So, after our sad post last week I thought it was time for some positive steps to be taken.
I have decided to revisit my original idea of going vegan. I had shelved this school of thought when I was pregnant however after the miscarriage my little brain got to over thinking…as it often does!
I know one should not question why we miscarried but the facts are these:
- I have polycystic ovarian disease and have known this since I was 16 years old (I am now in my 30s)
- This causes major hormonal imbalances (amongst other things)
- It is quite possible that a hormonal imbalance may have caused me to miscarry
- I’m willing to do what ever it takes for us to become parents
- The vegan/plant based diet involves consuming less hormones giving your own hormones a fighting chance to pull their big girl pants up and sort their lives out
So, come Monday I will be a carrot crunching, tofu eating and oat milk drinking vegan…for a while! I’m going to try it out for a month and see how I get on!

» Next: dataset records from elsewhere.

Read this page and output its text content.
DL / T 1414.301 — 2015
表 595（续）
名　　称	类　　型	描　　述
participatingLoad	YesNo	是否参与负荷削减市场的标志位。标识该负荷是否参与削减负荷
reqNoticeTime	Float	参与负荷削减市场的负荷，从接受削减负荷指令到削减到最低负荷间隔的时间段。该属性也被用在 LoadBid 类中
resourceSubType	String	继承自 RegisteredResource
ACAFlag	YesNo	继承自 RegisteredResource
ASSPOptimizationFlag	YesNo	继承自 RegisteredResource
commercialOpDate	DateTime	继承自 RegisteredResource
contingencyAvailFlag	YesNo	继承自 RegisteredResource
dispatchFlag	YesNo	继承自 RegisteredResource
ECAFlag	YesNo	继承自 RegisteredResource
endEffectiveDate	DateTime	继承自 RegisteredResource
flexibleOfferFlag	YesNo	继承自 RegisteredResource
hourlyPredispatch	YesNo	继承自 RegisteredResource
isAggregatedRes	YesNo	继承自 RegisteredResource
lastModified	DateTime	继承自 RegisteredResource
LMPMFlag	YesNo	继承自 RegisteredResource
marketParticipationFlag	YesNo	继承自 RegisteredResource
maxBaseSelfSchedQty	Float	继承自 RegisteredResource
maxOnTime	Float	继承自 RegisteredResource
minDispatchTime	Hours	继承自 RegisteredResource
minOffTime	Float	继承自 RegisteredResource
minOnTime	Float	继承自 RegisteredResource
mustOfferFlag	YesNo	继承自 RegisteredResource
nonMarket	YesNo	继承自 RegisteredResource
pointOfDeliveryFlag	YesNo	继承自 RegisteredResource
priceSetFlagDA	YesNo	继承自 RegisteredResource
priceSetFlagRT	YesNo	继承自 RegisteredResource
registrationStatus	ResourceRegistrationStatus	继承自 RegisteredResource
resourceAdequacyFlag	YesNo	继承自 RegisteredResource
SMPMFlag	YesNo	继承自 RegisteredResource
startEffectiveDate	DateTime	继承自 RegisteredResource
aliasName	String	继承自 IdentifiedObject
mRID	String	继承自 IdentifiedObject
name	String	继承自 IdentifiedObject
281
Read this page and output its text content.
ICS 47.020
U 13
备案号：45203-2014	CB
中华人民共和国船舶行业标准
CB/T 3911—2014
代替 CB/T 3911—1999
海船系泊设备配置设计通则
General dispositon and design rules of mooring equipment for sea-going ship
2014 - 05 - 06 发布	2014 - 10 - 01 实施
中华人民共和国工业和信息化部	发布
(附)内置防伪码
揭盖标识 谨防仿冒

It’s really happening this time, I have a whole week of meal plans for my first week, I’ve figured out how I can still cook for Neil so we are kind of eating the same meals and the kitchen is full of vegan friendly grub! I’m even soaking oats to make into oat milk as I type!
It’s going to be a tough week; I am on annual leave, have a study day and visiting friends so if I can get through that lot in my first week I think I will be fine! But there is a so much information available online to help me get started and no end of recipes.
This is my biggest worry, is knowing what to cook if I have not planned it. Because it is only myself going vegan and Neil is just going to eat what I cook with some added meat, it’s going to take a little time to get my head around what to cook other than just relying on a few tried and tested dishes we regularly eat. I am sure with time this will become easier and I will wonder what all the fuss was about.
My ultimate goal for this is that I will be able to cope with a plant based diet and that it will aid us in the fight to become parents. I say fight, because that is what it sometimes feels like.
It’s an uphill struggle to achieve something so precious. You never can guess how hard it may be and its not aided when those around you may never understand how hard infertility can be if they have not experienced it themselves. We know our story is still not done and so many couples have tried for longer then us and still are no closer to being parents. Some might even think we have not been trying long enough to even be worried but each couples story and fight is personal and personal to them only. We are just sharing ours because we struggled to find information when we needed it.